There are a lot of trainers in the Sirius program, there are around 20 class locations around the Bay Area, so they have plenty of trainers to sub, it's a little different than a class with just one location and a trainer with maybe a couple of assistants. Nicole did have to miss a week, so we had Micki (sp?) filling in. She was also very impressed with Halo - her comment was: "That is a very smart puppy. You can do a lot with that puppy."


----------



## 3K9Mom (Jun 12, 2006)

My friend who had two toddlers at once explained that if the toilet paper is hung so that it goes OVER the roll, it's harder to pull all over the house.

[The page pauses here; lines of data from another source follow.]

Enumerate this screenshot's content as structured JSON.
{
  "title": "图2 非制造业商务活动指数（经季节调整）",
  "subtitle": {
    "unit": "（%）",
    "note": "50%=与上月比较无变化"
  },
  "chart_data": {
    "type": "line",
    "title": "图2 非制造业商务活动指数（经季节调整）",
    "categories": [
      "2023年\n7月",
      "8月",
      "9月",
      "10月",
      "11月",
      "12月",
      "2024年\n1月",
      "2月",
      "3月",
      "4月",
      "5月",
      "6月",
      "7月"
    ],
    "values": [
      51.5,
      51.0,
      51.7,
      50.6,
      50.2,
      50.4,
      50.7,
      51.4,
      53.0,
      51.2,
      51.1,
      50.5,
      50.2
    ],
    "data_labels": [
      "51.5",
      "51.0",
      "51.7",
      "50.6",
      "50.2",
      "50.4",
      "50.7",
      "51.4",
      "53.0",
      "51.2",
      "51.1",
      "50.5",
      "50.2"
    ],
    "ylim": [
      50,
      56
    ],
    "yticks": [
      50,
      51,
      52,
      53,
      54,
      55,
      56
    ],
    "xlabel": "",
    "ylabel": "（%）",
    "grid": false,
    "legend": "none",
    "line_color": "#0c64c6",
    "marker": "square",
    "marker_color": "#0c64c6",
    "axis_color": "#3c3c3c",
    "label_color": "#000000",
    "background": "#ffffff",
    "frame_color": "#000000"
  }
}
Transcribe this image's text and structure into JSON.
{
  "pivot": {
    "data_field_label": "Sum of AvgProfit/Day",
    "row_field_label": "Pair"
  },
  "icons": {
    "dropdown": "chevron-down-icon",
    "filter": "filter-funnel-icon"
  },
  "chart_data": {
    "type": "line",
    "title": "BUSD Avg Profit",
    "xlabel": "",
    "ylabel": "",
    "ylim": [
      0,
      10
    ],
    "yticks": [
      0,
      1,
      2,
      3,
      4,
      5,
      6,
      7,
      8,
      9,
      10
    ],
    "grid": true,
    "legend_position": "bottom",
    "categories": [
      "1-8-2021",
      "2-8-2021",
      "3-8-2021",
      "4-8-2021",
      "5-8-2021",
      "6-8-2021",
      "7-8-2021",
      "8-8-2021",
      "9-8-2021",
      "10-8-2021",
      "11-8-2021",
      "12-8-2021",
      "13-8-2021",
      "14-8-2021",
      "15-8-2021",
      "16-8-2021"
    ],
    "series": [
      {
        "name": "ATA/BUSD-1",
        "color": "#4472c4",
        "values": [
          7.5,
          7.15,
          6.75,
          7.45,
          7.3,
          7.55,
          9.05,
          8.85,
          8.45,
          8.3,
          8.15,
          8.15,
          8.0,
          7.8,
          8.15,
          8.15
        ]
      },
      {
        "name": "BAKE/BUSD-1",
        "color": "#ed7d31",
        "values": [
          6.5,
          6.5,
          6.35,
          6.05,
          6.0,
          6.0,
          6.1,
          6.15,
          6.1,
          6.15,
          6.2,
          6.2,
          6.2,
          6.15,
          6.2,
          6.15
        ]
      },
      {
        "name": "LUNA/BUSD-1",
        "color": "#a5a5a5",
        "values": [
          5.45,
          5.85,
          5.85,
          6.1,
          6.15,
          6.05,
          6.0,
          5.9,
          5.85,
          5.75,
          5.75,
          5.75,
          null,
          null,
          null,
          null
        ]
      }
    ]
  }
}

I tried that with Grover (who never met a piece of paper she didn't find delicious), and it worked perfectly.

Whenever I find Meri messing with toilet paper, it's because someone (ahem!) didn't hang the roll "properly." 

Apparently, parents have all these *classified* secrets, but getting them to share these useful tips with us can be very difficult indeed.


----------



## The Stig (Oct 11, 2007)

Go Halo! Great captures of the human/dog team, Debbie! She is coming along so very nicely, I am so proud of her!


----------



## Rügen (Mar 19, 2008)

> Originally Posted By: 3K9MomMy friend who had two toddlers at once explained that if the toilet paper is hung so that it goes OVER the roll, it's harder to pull all over the house. I tried that with Grover (who never met a piece of paper she didn't find delicious), and it worked perfectly.
> 
> Whenever I find Meri messing with toilet paper, it's because someone (ahem!) didn't hang the roll "properly."
> 
> Apparently, parents have all these *classified* secrets, but getting them to share these useful tips with us can be very difficult indeed.



Here's a short story for you.

I had some of those 'fancy' TP holders with only one side attached so you could slide the roll on and off. My boys thought it was great. They stole the rolls every chance they got so in the drawer the TP went. Weeks later I was sick of having to keep the roll in the drawer so I spent a half hour installing a normal two sided TP holder, dry wall anchors, the whole bit. I finally finished and sat down in the den. NOT 2 minutes later my boys come running out with the TP roll... I went in to see how they could have done this and discovered they had pulled everything out of the wall, anchors and all!









To this day I have 4 little holes in my wall and a roll of TP in the drawer.


----------



## Cassidy's Mom (Mar 30, 2003)

SO glad we've got the kind with only one side attached!!!


----------